EIA Sees Natural Gas Prices On The Rise
While low oil prices are never good news for oil-focused drilling companies, EIA says there is good news on the horizon for upstream companies looking to produce more natural gas. “We expect the Henry Hub natural gas spot price will rise from an average of $2.91 per million British thermal units (MMBtu) in August to $3.70/MMBtu in 4Q25 and $4.30/MMBtu next year,” EIA analysts say, a rosy price projection that has been pretty rare across the last 16 years.
Natural gas prices in the U.S. have for the most part been range-bound between $2/MMBtu and $4/MMBtu since 2009. The lone fairly long-term exception to that paradigm came in the post-COVD world in 2022-early 2023, when chronic supply chain and work force issues caused a temporary supply shortage.
Otherwise, the sheer magnitude of America’s natural gas resource has enabled drillers to quickly overwhelm temporary spikes in prices by activating a number of additional drillings and driving prices back down with higher production volumes. With just 110-120 active rigs currently targeting natural gas formation, it is a safe bet that upstream companies would quickly create a similar supply response should domestic gas prices run back up past the $4/MMBtu level as EIA projects.
Anticipating this enduring reality, EIA analysts say they “expect drilling activity in the United States to be more centered in natural gas-intensive producing regions in 2026.”
EIA Report Highlights Tension In The Trump Agenda
These and other data points contained in this EIA report are consistent with the Trump White House’s goal of cutting energy costs to consumers as a major element in reducing the rate of inflation.

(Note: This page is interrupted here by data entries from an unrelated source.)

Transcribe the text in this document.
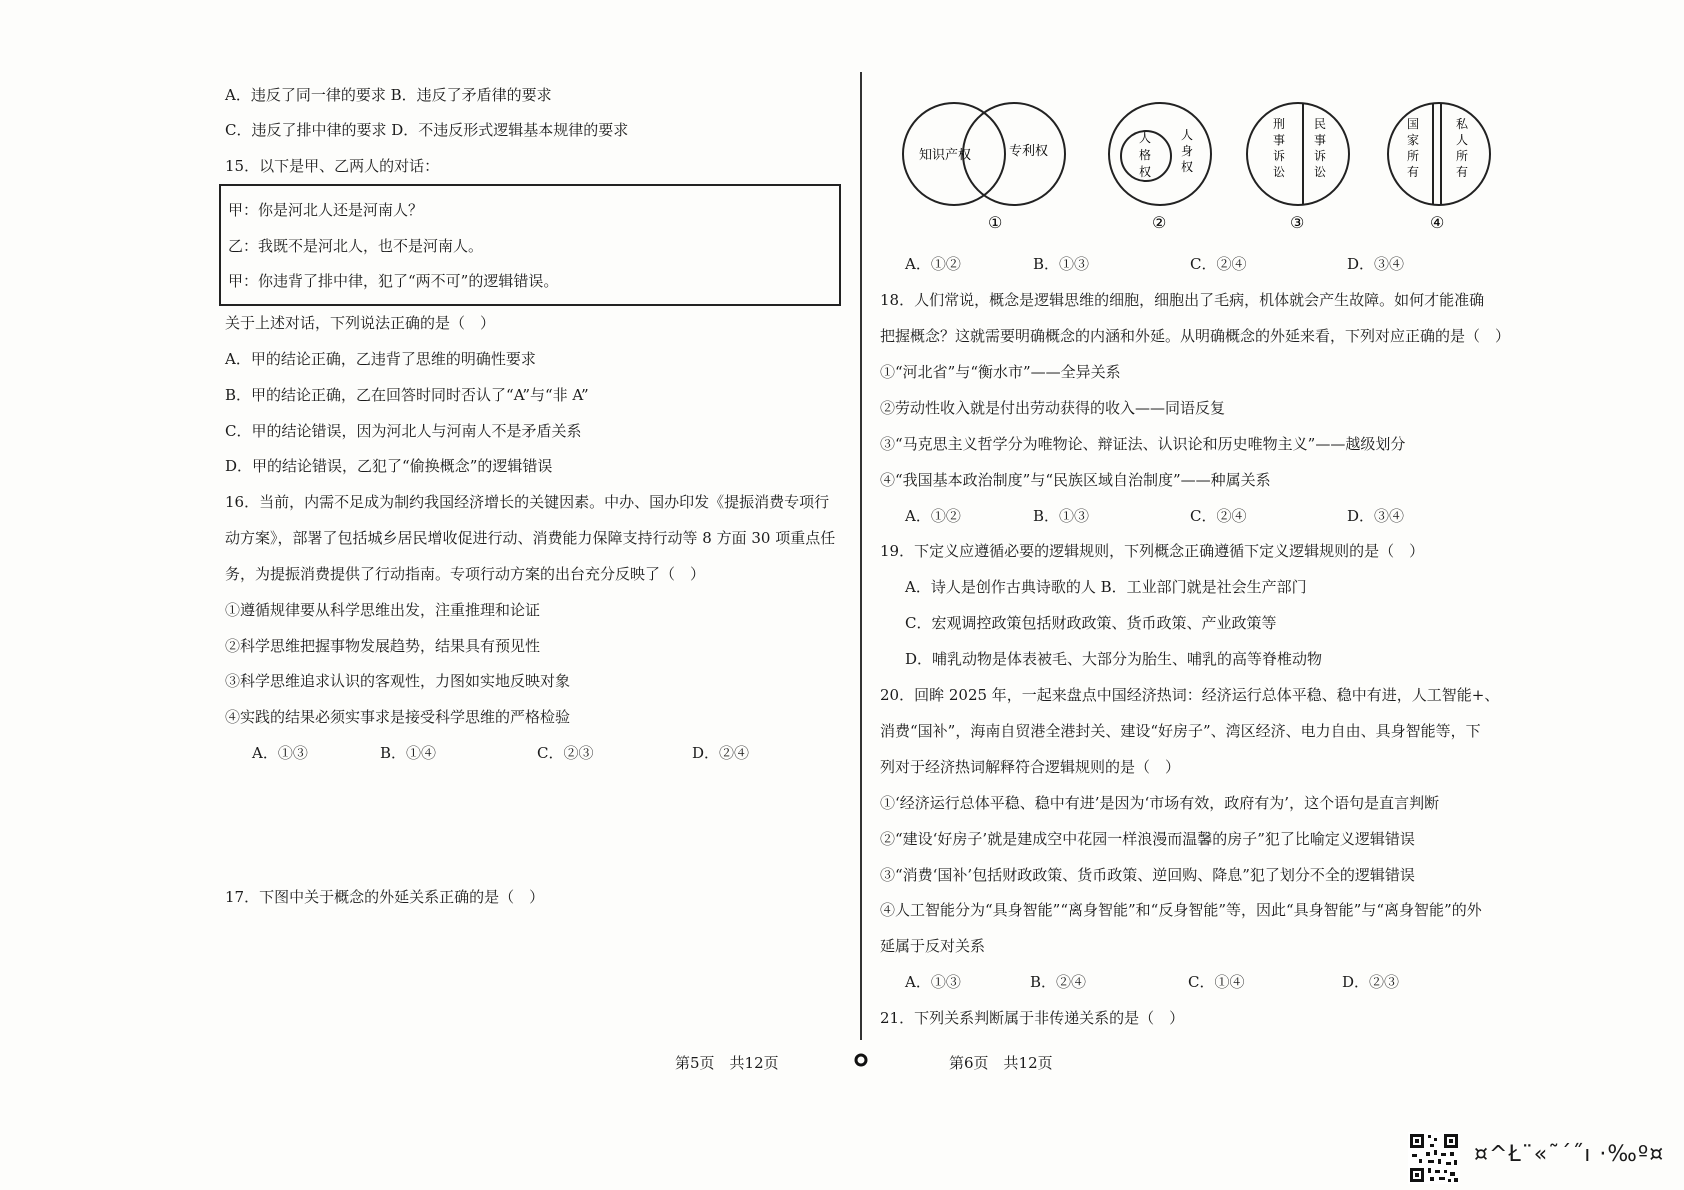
A．违反了同一律的要求 B．违反了矛盾律的要求
C．违反了排中律的要求 D．不违反形式逻辑基本规律的要求
15．以下是甲、乙两人的对话：
甲：你是河北人还是河南人？
乙：我既不是河北人，也不是河南人。
甲：你违背了排中律，犯了“两不可”的逻辑错误。
关于上述对话，下列说法正确的是（　）
A．甲的结论正确，乙违背了思维的明确性要求
B．甲的结论正确，乙在回答时同时否认了“A”与“非 A”
C．甲的结论错误，因为河北人与河南人不是矛盾关系
D．甲的结论错误，乙犯了“偷换概念”的逻辑错误
16．当前，内需不足成为制约我国经济增长的关键因素。中办、国办印发《提振消费专项行
动方案》，部署了包括城乡居民增收促进行动、消费能力保障支持行动等 8 方面 30 项重点任
务，为提振消费提供了行动指南。专项行动方案的出台充分反映了（　）
①遵循规律要从科学思维出发，注重推理和论证
②科学思维把握事物发展趋势，结果具有预见性
③科学思维追求认识的客观性，力图如实地反映对象
④实践的结果必须实事求是接受科学思维的严格检验
A．①③	B．①④	C．②③	D．②④
17．下图中关于概念的外延关系正确的是（　）
知识产权	专利权
①
人
格
权
人
身
权
②
刑
事
诉
讼
民
事
诉
讼
③
国
家
所
有
私
人
所
有
④
A．①②	B．①③	C．②④	D．③④
18．人们常说，概念是逻辑思维的细胞，细胞出了毛病，机体就会产生故障。如何才能准确
把握概念？这就需要明确概念的内涵和外延。从明确概念的外延来看，下列对应正确的是（　）
①“河北省”与“衡水市”——全异关系
②劳动性收入就是付出劳动获得的收入——同语反复
③“马克思主义哲学分为唯物论、辩证法、认识论和历史唯物主义”——越级划分
④“我国基本政治制度”与“民族区域自治制度”——种属关系
A．①②	B．①③	C．②④	D．③④
19．下定义应遵循必要的逻辑规则，下列概念正确遵循下定义逻辑规则的是（　）
A．诗人是创作古典诗歌的人 B．工业部门就是社会生产部门
C．宏观调控政策包括财政政策、货币政策、产业政策等
D．哺乳动物是体表被毛、大部分为胎生、哺乳的高等脊椎动物
20．回眸 2025 年，一起来盘点中国经济热词：经济运行总体平稳、稳中有进，人工智能+、
消费“国补”，海南自贸港全港封关、建设“好房子”、湾区经济、电力自由、具身智能等，下
列对于经济热词解释符合逻辑规则的是（　）
①‘经济运行总体平稳、稳中有进’是因为‘市场有效，政府有为’，这个语句是直言判断
②“建设‘好房子’就是建成空中花园一样浪漫而温馨的房子”犯了比喻定义逻辑错误
③“消费‘国补’包括财政政策、货币政策、逆回购、降息”犯了划分不全的逻辑错误
④人工智能分为“具身智能”“离身智能”和“反身智能”等，因此“具身智能”与“离身智能”的外
延属于反对关系
A．①③	B．②④	C．①④	D．②③
21．下列关系判断属于非传递关系的是（　）
第5页　共12页	第6页　共12页
¤^Ł¨«˜ˊ˝ı ·‰º¤
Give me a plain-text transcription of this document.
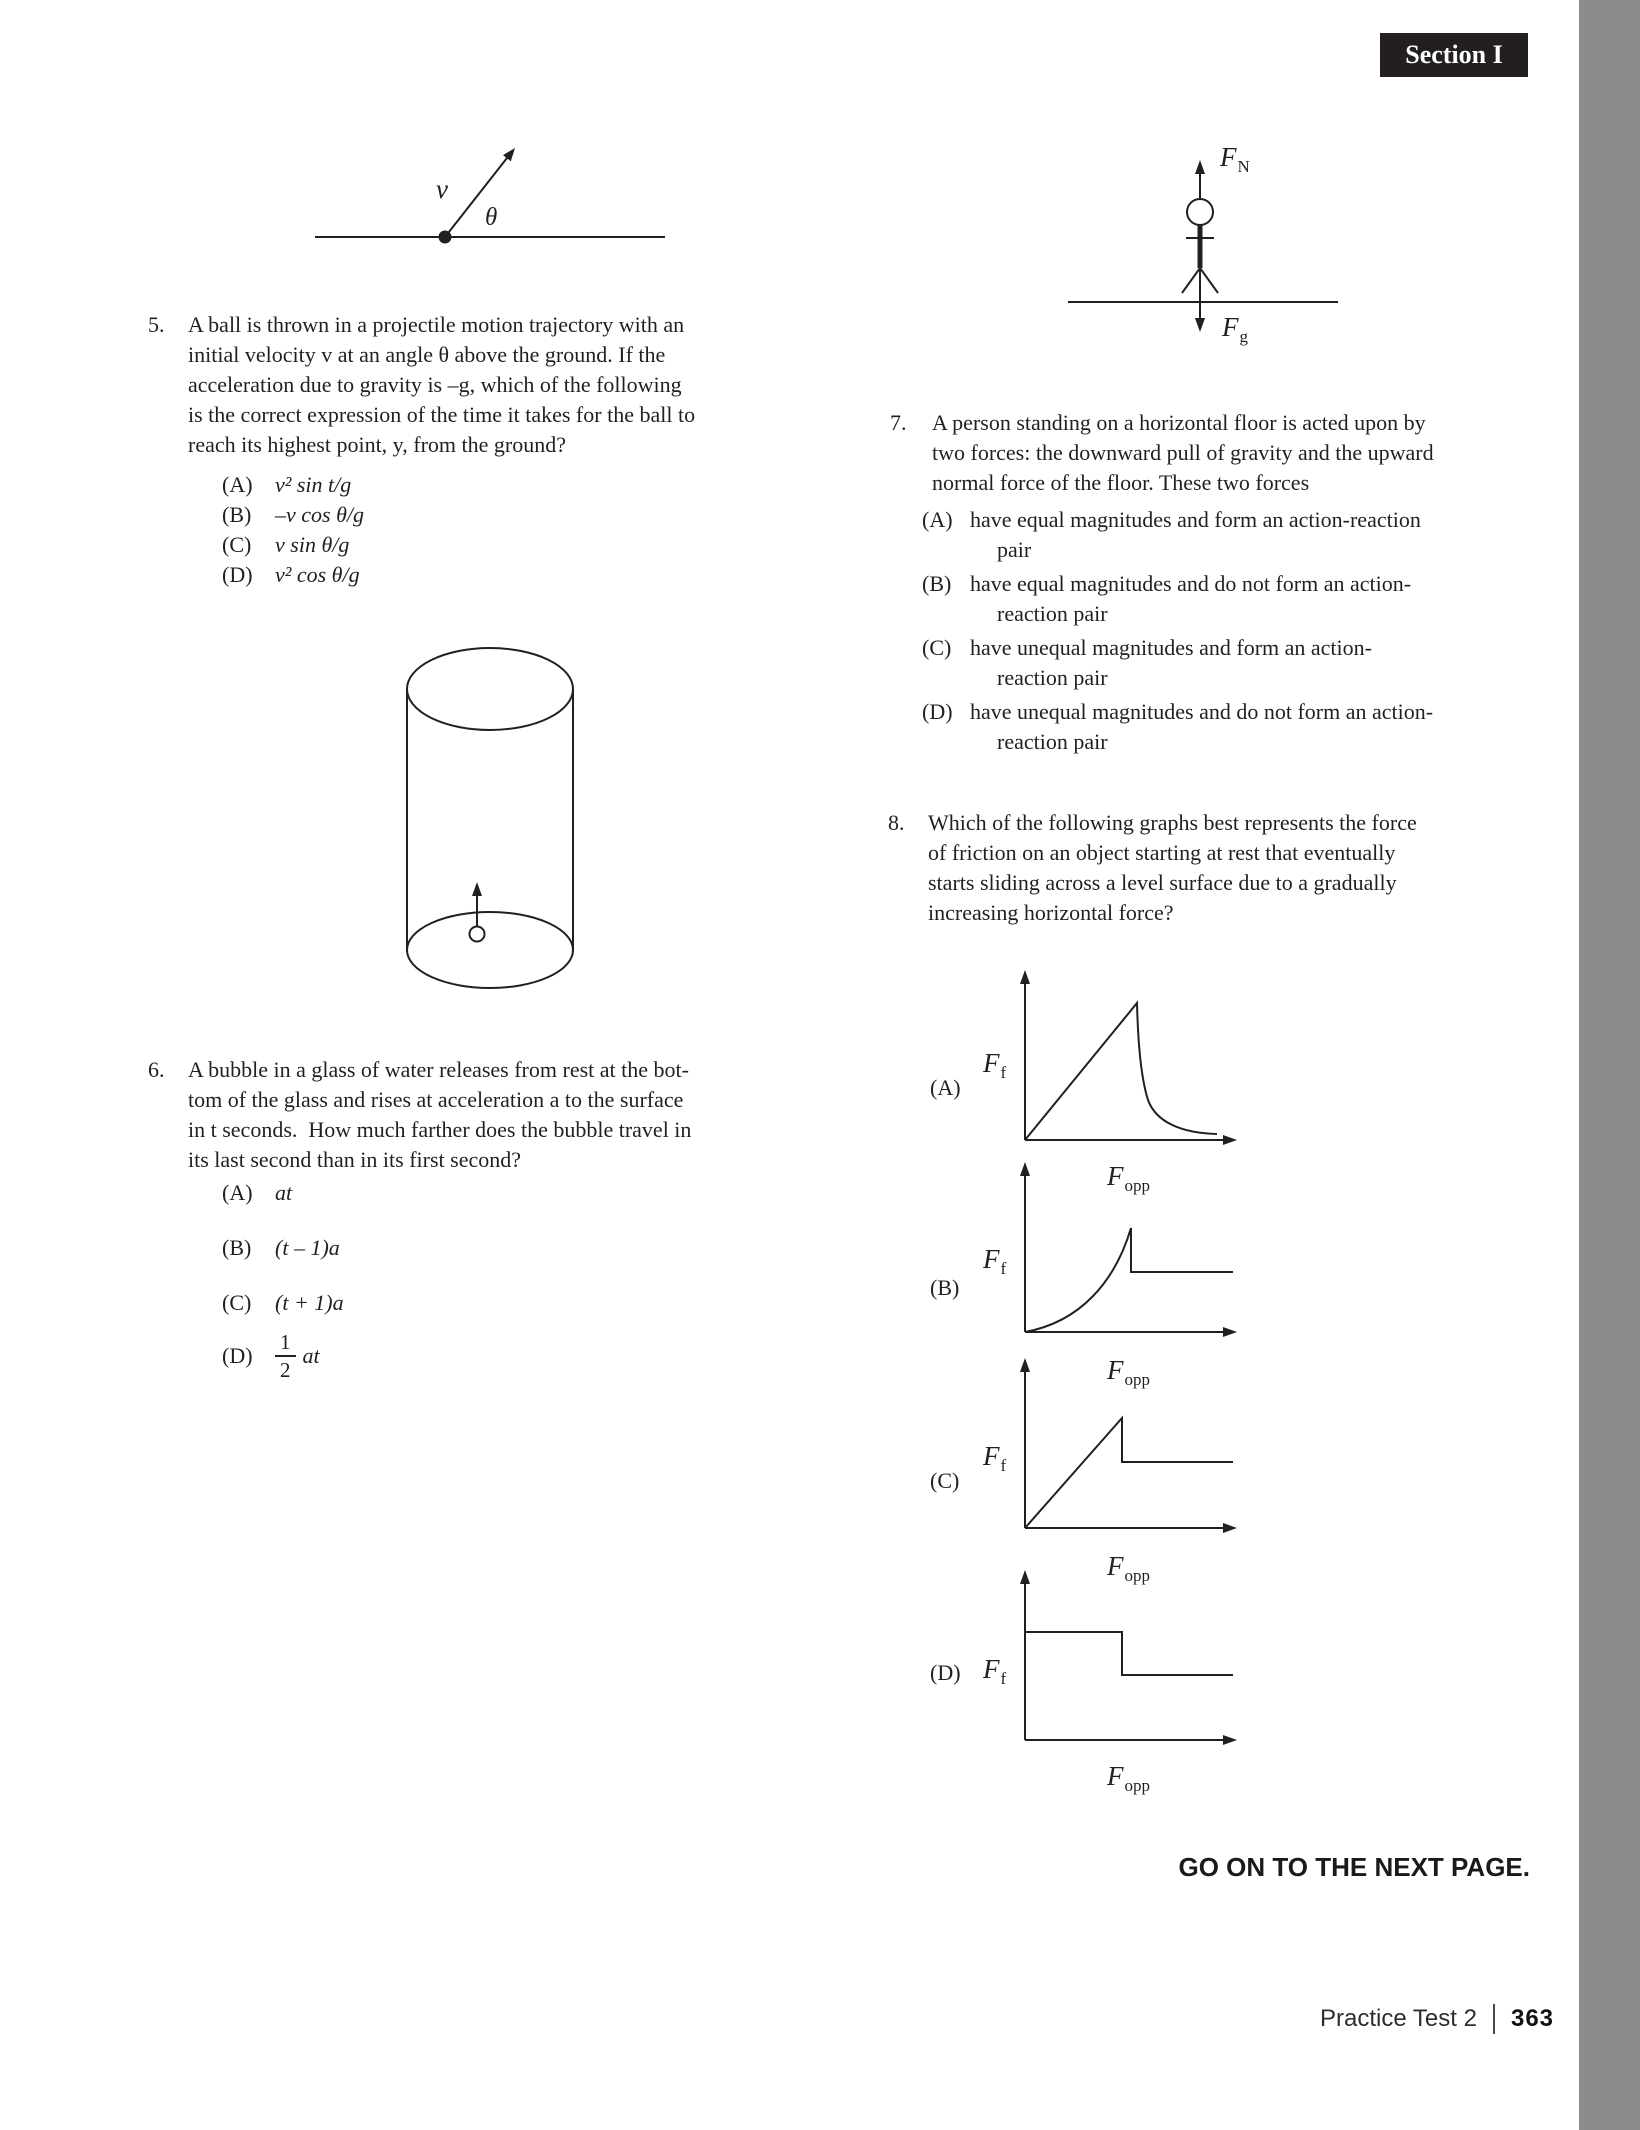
Section I
v
θ
$F_N$
$F_g$
5.	A ball is thrown in a projectile motion trajectory with an
initial velocity v at an angle θ above the ground. If the
acceleration due to gravity is –g, which of the following
is the correct expression of the time it takes for the ball to
reach its highest point, y, from the ground?
(A)	v² sin t/g
(B)	–v cos θ/g
(C)	v sin θ/g
(D)	v² cos θ/g
6.	A bubble in a glass of water releases from rest at the bot-
tom of the glass and rises at acceleration a to the surface
in t seconds.  How much farther does the bubble travel in
its last second than in its first second?
(A)	at
(B)	(t – 1)a
(C)	(t + 1)a
(D)	$\frac{1}{2}$ at
7.	A person standing on a horizontal floor is acted upon by
two forces: the downward pull of gravity and the upward
normal force of the floor. These two forces
(A) have equal magnitudes and form an action-reaction
pair
(B) have equal magnitudes and do not form an action-
reaction pair
(C) have unequal magnitudes and form an action-
reaction pair
(D) have unequal magnitudes and do not form an action-
reaction pair
8.	Which of the following graphs best represents the force
of friction on an object starting at rest that eventually
starts sliding across a level surface due to a gradually
increasing horizontal force?
(A)
$F_f$
$F_{opp}$
(B)
$F_f$
$F_{opp}$
(C)
$F_f$
$F_{opp}$
(D) $F_f$
$F_{opp}$
GO ON TO THE NEXT PAGE.
Practice Test 2 363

At the same time, however, the daily news is becoming increasingly cluttered with reports of layoffs taking place in the oil and gas industry and major service companies which deliver another leg of Trump’s agenda: That of American Energy Dominance.
As I pointed out here shortly after last November’s elections, it was never likely that this second Trump presidency would become a replay of the “drill, baby, drill” boom that took place during his first term in office from 2017-2021. The maturity in the development of the big U.S. shale plays, combined with strategies by the bigger corporate drillers to focus more capital resources on increased dividends and stock buyback programs would eliminate that possibility.
Good news for U.S. gasoline consumers almost always means bad news for oil and gas producers. What this latest EIA Outlook illustrates as much as anything else is that inherent tension in these two major facets of the Trump energy agenda remains alive and well.